Moreover, the Trump administration has been getting more aggressive with coercive measures, even going so far as to sanction educational institutions. Last month, the Trump administration added the Harbin Institute of Technology and Harbin Engineering University to the Entity List.
China's answer is to steal as much as it can and buy tech wherever possible. It has, for instance, been trying to build a relationship with South Korea's Samsung, the world's no. 2 maker of smartphones, to obtain 5G chips it can no longer get due to the Entity List designation. Don't be surprised if Huawei, perhaps with the support of the leftist government of President Moon Jae-in in Seoul, buys Samsung to get its technology.
Backdoor strategies like those involving Samsung can alleviate the effect of foreign sanctions, but they are only stopgap measures at best.

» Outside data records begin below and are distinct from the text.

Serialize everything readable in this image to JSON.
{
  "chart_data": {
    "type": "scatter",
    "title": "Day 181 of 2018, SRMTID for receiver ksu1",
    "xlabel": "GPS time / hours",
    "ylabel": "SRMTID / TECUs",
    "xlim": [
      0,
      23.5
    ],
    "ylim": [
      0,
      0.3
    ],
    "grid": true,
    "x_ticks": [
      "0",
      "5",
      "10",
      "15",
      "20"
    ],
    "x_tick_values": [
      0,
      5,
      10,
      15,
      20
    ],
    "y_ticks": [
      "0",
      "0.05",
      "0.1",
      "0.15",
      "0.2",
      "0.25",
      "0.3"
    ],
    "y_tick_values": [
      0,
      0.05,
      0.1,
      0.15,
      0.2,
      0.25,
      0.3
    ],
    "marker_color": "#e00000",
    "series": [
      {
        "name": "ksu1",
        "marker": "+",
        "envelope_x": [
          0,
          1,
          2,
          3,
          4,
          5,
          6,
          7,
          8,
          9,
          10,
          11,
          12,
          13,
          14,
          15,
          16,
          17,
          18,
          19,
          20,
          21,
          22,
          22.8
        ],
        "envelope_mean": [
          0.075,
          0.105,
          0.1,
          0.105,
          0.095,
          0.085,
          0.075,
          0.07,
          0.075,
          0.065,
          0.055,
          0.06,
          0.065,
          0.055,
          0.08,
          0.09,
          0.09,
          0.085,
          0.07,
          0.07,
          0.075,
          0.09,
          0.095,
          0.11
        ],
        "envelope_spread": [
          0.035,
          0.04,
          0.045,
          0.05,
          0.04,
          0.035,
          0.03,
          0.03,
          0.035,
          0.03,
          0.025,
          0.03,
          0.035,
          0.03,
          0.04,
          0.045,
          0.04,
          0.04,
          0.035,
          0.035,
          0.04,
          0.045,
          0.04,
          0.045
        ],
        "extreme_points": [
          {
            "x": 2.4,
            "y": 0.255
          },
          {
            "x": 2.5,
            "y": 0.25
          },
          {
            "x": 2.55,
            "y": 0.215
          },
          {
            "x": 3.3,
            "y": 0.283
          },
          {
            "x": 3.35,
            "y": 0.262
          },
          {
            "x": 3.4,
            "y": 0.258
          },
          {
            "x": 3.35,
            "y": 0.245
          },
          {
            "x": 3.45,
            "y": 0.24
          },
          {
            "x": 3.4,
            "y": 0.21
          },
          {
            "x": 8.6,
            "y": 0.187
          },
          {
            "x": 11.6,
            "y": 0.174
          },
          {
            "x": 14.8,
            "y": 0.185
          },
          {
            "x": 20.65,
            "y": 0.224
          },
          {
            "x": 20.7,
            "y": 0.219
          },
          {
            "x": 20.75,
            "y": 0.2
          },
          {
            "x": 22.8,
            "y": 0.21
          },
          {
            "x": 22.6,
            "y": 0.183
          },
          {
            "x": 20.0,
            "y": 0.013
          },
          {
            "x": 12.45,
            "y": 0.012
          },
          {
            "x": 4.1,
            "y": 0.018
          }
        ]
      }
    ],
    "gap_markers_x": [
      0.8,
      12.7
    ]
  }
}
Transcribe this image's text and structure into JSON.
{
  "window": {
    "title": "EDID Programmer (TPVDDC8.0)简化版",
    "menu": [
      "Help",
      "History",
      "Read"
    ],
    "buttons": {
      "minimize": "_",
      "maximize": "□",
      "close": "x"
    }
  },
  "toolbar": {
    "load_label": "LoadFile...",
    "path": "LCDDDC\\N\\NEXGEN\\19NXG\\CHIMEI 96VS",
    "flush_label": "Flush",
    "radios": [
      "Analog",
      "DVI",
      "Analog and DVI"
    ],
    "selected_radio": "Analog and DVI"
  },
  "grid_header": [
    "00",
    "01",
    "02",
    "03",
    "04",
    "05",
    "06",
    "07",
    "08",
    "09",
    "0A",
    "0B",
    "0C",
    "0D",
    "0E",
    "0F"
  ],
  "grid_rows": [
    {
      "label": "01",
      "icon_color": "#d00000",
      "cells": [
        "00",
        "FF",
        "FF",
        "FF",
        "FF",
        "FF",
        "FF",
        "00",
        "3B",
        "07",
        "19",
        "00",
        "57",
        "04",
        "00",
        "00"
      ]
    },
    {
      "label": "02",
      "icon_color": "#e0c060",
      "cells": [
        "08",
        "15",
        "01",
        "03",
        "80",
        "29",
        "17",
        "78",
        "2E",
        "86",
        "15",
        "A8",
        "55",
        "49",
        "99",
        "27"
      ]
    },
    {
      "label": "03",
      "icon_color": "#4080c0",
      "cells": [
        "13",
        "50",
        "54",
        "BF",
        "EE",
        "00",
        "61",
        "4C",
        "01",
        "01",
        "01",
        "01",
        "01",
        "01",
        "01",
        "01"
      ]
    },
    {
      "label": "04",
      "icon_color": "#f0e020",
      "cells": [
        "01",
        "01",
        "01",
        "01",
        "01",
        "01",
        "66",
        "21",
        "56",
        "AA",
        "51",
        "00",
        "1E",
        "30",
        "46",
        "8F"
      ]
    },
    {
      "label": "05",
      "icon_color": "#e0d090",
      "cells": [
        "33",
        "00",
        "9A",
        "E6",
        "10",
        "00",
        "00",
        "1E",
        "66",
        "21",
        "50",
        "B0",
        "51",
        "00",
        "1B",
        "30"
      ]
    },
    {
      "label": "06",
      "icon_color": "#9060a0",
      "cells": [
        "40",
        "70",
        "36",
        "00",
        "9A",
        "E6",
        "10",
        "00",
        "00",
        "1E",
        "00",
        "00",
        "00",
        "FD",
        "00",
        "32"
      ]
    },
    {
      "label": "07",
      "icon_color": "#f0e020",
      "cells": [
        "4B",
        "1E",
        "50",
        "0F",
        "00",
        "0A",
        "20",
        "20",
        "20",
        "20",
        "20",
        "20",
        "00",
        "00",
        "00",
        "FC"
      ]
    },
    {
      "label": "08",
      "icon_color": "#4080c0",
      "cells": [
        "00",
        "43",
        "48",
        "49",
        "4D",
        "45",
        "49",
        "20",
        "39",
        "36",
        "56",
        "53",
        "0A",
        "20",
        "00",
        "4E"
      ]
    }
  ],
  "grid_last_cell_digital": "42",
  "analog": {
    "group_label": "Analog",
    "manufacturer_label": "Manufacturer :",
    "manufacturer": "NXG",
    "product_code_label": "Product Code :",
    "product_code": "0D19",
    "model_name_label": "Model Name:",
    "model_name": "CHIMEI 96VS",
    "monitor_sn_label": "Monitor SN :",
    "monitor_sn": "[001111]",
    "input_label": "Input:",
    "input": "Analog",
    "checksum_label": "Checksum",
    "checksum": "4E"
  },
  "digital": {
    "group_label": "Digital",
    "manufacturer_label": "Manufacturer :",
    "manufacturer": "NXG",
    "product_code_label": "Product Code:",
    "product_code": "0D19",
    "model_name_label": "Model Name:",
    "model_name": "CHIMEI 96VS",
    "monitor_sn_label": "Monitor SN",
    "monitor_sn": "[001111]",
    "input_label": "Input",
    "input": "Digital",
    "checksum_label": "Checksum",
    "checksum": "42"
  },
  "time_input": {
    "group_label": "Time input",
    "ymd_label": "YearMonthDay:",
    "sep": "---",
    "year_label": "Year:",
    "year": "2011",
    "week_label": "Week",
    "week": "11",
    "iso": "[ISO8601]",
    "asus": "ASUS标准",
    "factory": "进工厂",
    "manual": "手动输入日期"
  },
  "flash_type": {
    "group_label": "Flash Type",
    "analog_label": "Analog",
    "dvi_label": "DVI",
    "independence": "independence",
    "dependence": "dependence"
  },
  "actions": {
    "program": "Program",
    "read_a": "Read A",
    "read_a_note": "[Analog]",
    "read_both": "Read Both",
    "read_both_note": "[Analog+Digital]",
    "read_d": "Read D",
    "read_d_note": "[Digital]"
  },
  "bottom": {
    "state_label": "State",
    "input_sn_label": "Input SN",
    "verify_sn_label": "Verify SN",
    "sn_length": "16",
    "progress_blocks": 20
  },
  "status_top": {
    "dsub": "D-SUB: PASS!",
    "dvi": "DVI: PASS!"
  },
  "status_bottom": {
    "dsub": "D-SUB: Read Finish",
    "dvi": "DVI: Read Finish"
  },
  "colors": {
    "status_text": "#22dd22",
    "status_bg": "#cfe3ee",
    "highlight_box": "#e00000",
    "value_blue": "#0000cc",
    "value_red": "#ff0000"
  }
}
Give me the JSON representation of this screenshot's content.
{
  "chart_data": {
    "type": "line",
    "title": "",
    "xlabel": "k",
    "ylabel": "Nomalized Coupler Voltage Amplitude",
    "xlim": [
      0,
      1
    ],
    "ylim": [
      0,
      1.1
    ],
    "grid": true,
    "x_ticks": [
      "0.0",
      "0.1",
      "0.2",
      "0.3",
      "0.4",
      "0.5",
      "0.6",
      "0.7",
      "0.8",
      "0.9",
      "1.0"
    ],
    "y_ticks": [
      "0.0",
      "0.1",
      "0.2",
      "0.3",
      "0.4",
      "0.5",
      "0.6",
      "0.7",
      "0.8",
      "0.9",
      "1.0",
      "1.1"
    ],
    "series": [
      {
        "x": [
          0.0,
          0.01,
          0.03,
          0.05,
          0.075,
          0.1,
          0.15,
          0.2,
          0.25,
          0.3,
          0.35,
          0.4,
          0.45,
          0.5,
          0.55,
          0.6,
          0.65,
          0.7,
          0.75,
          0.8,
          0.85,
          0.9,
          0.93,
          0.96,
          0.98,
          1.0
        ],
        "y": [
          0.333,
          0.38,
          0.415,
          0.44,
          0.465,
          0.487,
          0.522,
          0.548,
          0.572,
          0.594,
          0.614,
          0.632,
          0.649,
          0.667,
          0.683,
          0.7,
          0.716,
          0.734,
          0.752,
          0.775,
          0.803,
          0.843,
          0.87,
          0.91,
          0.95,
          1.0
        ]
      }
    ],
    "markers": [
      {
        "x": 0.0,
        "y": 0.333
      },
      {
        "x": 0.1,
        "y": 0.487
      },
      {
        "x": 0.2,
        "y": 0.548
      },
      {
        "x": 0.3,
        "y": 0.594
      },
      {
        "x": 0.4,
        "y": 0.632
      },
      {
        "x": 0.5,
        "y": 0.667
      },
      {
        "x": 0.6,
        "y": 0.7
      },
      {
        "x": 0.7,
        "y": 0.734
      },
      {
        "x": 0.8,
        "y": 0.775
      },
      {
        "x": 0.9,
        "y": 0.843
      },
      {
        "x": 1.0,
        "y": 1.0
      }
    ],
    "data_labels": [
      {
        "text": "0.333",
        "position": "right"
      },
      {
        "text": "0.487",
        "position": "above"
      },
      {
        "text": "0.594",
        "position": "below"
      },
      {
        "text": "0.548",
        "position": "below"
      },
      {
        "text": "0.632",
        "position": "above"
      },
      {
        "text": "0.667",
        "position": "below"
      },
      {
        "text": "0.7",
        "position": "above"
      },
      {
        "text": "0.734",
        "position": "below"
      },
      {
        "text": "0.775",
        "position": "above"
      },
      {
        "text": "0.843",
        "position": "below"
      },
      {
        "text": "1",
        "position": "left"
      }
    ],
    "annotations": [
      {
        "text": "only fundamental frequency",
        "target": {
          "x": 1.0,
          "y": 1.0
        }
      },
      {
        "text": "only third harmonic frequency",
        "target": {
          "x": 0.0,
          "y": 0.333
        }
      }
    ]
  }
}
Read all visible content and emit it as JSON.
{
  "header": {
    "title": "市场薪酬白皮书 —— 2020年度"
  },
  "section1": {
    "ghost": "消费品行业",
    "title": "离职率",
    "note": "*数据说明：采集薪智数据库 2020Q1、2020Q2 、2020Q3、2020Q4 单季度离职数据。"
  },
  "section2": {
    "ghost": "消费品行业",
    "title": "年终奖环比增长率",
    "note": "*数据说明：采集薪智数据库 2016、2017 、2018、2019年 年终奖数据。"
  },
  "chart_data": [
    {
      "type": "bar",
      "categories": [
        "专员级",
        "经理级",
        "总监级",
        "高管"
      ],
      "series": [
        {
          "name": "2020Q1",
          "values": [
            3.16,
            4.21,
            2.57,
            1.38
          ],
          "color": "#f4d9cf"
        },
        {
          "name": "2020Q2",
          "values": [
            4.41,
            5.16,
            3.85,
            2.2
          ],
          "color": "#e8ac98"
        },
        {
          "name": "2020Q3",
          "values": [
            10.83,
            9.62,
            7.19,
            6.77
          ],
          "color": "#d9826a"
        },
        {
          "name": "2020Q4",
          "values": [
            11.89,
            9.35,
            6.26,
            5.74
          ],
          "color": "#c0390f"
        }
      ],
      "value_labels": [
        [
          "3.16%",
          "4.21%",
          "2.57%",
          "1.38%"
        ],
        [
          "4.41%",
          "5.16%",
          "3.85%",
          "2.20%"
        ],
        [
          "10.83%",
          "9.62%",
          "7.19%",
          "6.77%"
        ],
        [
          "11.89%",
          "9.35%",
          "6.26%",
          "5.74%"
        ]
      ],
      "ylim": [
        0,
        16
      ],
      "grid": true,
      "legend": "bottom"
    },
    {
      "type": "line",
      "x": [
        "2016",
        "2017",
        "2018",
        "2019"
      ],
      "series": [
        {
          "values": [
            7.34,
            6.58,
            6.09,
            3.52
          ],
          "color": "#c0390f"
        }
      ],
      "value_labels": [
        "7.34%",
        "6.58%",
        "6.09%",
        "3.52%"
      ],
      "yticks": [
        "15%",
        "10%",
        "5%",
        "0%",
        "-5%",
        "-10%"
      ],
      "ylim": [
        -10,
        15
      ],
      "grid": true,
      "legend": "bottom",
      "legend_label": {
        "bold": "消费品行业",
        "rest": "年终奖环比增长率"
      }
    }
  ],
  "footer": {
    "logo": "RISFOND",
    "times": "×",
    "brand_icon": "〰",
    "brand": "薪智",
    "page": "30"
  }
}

This is, therefore, the time to stop China before, by hook or by crook, it dominates technology to the detriment of the world. The window in which American actions can be effective is narrowing. Huawei, for instance, can design the sophisticated chips it needs, yet it cannot build them due to its inclusion on the Entity List. It should be able to develop the ability to build chips, however, in a few years.
So it's now or never. Now is the time to shut down Beijing's massive, state-directed, and government-funded effort to dominate the world's technologies.
Gordon G. Chang is the author of The Coming Collapse of China and The Great U.S.-China Tech War. He is a Gatestone Institute Distinguished Senior Fellow.